The first time I met Su Beng in person was on February 29, 2004. Su Beng had been invited to come down to Kaohsiung from Taipei to speak about the significance of the 2-28 massacre and Taiwan's unique culture and identity.

That evening I went the auditorium of the 國軍英雄館 (Heroic Soldier's Hall building) on 五福路 (Wu Fu Road) and waited. When Su Beng walked in assisted by a small entourage of people, I turned around and saw an old, frail-looking man in the twilight of his life grasping a wooden cane as he was helped up onto the stage. Looks can be deceiving, for he proceeded to speak practically nonstop for what turned out to be more than an hour!

As he spoke about Taiwan, he spoke in great detail, rattling off dates and statistics. Not only was this man's memory quite intact, but he was a veritable fountain of knowledge. He certainly didn't disappoint. He is the author of Taiwan's 400 Years of History after all. The Chinese version of Taiwan's 400 Years of History (which was first published in 1980) has been called an encyclopedia of Taiwan's history.

As I looked around the auditorium, I realized it was only about a quarter full. Most of the audience were late middle-aged or older. These were people who had not only heard of Su Beng before, but were staunch supporters of what he stands for, and had most likely read the massive volume of Taiwan's 400 Years Of History. What a shame I thought- that all of this knowledge and expertise wasn't being transmitted to the bright, young minds of Taiwan, in whose hands are the future of the country.

The audience listened intently and to me it seemed that they (those aged 50 and above) are one remaining segment of Taiwan's population who actually knew who Su Beng was and the value of his words. What the audience lacked in numbers seemed to be compensated by the attentiveness and enthusiasm with which they listened to and interacted with Su Beng.
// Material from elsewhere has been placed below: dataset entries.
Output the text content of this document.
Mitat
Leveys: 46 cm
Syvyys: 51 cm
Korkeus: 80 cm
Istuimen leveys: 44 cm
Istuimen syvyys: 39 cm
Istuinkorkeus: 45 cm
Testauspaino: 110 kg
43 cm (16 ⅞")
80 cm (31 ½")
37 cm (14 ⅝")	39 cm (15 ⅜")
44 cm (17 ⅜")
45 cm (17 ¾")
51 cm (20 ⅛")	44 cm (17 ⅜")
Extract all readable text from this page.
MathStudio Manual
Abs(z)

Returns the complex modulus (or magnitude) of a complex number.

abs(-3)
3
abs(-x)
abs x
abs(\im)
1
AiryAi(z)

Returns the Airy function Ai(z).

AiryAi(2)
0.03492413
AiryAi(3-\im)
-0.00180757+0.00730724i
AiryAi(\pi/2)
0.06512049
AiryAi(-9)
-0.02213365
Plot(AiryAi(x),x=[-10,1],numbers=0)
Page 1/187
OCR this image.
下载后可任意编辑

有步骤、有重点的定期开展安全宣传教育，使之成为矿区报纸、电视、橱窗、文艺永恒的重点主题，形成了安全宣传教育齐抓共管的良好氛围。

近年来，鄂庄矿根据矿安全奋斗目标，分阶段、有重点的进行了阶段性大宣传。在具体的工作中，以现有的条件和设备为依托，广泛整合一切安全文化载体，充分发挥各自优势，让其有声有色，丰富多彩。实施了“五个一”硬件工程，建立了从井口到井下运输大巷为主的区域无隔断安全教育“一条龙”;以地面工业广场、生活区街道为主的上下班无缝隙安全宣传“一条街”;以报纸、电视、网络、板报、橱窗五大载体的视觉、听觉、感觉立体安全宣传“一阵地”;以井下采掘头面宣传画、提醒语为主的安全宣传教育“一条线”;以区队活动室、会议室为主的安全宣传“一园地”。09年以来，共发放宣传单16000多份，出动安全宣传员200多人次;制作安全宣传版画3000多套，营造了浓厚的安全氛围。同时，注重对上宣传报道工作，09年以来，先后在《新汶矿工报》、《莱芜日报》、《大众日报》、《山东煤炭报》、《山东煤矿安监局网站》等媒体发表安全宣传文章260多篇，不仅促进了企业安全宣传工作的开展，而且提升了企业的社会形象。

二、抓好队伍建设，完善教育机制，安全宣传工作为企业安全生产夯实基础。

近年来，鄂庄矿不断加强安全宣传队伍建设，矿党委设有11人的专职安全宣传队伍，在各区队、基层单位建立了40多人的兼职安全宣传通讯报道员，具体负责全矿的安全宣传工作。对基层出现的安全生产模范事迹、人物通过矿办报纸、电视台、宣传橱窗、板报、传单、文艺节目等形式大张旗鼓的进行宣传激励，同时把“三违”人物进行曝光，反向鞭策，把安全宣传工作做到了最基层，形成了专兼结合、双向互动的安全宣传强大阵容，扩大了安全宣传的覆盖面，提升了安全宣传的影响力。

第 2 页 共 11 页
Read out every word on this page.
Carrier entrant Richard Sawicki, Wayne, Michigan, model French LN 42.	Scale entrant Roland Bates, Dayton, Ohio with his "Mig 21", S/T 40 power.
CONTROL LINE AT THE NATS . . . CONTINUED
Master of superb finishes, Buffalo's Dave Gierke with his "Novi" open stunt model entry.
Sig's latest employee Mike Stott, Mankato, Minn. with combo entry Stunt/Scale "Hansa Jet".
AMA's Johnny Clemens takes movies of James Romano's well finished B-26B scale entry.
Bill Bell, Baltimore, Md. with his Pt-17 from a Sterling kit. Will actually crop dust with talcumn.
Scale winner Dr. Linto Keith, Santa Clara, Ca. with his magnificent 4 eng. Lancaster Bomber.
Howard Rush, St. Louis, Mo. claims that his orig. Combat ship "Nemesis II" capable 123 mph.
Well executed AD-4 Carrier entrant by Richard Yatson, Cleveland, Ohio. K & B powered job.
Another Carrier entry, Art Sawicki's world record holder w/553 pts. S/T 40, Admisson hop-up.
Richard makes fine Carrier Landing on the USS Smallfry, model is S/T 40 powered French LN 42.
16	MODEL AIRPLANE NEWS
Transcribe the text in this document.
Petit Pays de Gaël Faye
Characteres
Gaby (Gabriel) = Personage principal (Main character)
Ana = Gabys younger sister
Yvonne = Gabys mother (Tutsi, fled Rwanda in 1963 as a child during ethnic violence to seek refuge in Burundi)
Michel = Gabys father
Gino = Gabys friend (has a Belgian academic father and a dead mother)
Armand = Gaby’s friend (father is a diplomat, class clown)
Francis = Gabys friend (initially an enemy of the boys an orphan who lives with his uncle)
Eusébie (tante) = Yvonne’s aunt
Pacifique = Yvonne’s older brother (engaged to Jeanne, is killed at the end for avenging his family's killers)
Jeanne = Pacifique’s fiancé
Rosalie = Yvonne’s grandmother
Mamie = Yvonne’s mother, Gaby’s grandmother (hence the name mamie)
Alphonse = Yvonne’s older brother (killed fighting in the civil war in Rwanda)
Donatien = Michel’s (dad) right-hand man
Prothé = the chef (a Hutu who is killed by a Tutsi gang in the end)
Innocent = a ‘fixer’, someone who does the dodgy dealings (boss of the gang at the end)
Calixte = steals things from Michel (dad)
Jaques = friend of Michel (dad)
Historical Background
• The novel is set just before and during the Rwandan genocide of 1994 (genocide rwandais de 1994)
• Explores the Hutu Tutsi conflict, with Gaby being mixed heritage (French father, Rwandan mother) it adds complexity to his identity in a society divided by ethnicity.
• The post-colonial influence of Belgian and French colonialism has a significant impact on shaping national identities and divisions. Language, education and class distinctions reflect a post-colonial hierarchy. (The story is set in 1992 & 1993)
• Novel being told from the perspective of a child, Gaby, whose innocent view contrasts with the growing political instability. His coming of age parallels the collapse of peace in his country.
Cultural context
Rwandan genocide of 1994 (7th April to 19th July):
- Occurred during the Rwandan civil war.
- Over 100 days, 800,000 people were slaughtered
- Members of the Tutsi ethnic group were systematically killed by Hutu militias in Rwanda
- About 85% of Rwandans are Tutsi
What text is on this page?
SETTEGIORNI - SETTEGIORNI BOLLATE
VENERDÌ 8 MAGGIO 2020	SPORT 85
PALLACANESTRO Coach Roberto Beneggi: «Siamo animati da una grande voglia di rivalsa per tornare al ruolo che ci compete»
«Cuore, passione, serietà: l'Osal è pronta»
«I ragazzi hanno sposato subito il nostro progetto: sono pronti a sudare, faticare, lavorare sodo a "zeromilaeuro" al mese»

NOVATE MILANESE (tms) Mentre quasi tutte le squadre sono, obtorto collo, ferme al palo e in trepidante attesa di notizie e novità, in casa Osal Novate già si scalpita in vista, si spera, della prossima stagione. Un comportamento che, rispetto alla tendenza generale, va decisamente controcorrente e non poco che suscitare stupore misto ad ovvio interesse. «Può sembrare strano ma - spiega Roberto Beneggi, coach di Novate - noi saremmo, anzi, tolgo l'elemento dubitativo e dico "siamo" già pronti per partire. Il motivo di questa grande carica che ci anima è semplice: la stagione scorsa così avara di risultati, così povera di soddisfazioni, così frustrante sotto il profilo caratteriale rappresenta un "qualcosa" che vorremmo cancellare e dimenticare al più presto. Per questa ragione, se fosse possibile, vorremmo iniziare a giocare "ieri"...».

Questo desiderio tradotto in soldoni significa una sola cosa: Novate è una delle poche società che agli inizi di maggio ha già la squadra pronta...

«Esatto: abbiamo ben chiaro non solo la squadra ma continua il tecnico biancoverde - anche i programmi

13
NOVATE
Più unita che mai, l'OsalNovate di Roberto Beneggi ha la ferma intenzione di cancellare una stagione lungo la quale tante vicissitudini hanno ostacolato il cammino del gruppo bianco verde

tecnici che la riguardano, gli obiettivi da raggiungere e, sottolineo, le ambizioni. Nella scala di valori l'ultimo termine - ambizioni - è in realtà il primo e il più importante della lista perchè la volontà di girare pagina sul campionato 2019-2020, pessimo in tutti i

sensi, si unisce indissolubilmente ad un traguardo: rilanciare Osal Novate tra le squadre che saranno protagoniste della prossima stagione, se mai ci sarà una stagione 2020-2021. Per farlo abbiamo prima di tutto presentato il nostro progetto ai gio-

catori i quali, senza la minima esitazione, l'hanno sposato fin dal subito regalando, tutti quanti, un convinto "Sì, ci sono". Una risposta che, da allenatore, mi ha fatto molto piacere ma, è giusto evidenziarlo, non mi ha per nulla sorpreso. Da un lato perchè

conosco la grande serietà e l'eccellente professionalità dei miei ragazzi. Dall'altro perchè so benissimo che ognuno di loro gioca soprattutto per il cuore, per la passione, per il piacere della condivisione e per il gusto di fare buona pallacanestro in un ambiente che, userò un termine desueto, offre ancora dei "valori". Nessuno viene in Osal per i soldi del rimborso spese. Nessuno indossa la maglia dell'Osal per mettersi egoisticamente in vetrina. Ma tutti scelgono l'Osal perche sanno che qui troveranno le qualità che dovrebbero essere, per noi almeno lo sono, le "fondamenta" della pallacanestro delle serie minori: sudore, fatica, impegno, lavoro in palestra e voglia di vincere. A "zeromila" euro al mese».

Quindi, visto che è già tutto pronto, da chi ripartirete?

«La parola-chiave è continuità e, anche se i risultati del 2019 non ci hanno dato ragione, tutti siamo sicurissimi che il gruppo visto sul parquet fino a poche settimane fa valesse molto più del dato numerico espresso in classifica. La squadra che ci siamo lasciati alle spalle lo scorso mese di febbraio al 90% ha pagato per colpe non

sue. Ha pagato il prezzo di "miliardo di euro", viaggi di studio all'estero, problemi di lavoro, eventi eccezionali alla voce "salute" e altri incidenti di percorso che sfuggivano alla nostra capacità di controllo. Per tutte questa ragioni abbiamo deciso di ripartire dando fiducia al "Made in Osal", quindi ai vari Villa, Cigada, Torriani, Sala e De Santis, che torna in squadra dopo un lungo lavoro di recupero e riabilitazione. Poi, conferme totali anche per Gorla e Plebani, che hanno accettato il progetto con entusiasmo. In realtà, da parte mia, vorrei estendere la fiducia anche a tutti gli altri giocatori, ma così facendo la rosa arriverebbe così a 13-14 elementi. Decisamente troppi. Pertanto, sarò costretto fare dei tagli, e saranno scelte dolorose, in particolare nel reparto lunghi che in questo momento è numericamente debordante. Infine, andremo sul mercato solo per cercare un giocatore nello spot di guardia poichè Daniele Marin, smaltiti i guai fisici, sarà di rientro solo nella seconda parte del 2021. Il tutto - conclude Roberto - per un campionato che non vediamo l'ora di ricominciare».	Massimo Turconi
I felt as though I'd uncovered a long, lost, forgotten treasure trove of knowledge.

Thursday, February 22, 2007

Fact or fiction?

When I first "discovered" Su Beng I heard many tall tales about him.

I heard that he'd spent many years in China involved with the Chinese Communists- perhaps he'd even participated in the Long March. He'd had a vasectomy before the age of thirty, presumably because when he'd decided to commit himself to the life of a revolutionary, he realized that he couldn't bring any children into the world because his revolutionary activities would always come first.

Some have viewed him as violent and radical. In the 1950's he established the Taiwan Army Corps and was later wanted for plotting to assassinate Chiang Kai-shek. He was also the first to document and write a book about Taiwan's History. After the Chinese version of Taiwan's 400 Years of History was published in 1980, Su Beng traveled around the world promoting Taiwan independence movements amongst overseas Taiwanese. When he made contact with some relatives in Canada, his relatives, unsure of his motivations, didn't even know whether they should receive him or not. Having spent many years in China, most assumed that he was a Red Communist. In the end, the relatives reluctantly received Su Beng and ended up buying several copies of Taiwan's 400 Years of History for the sum of US$100 each.

To many, Su Beng may have seemed like a loose cannon. He is definitely a man who walks to a different drum. When I heard these tales, I knew that I just had to know more.

Wednesday, February 21, 2007

Going public

I have spent much of the past (nearly) three years of my life in Taiwan working on the biography of one of Taiwan's oldest living independence activists, Su Beng. And I think it's about time that I share some of what I've been working on and collected. It's time for it to finally see the "light of day."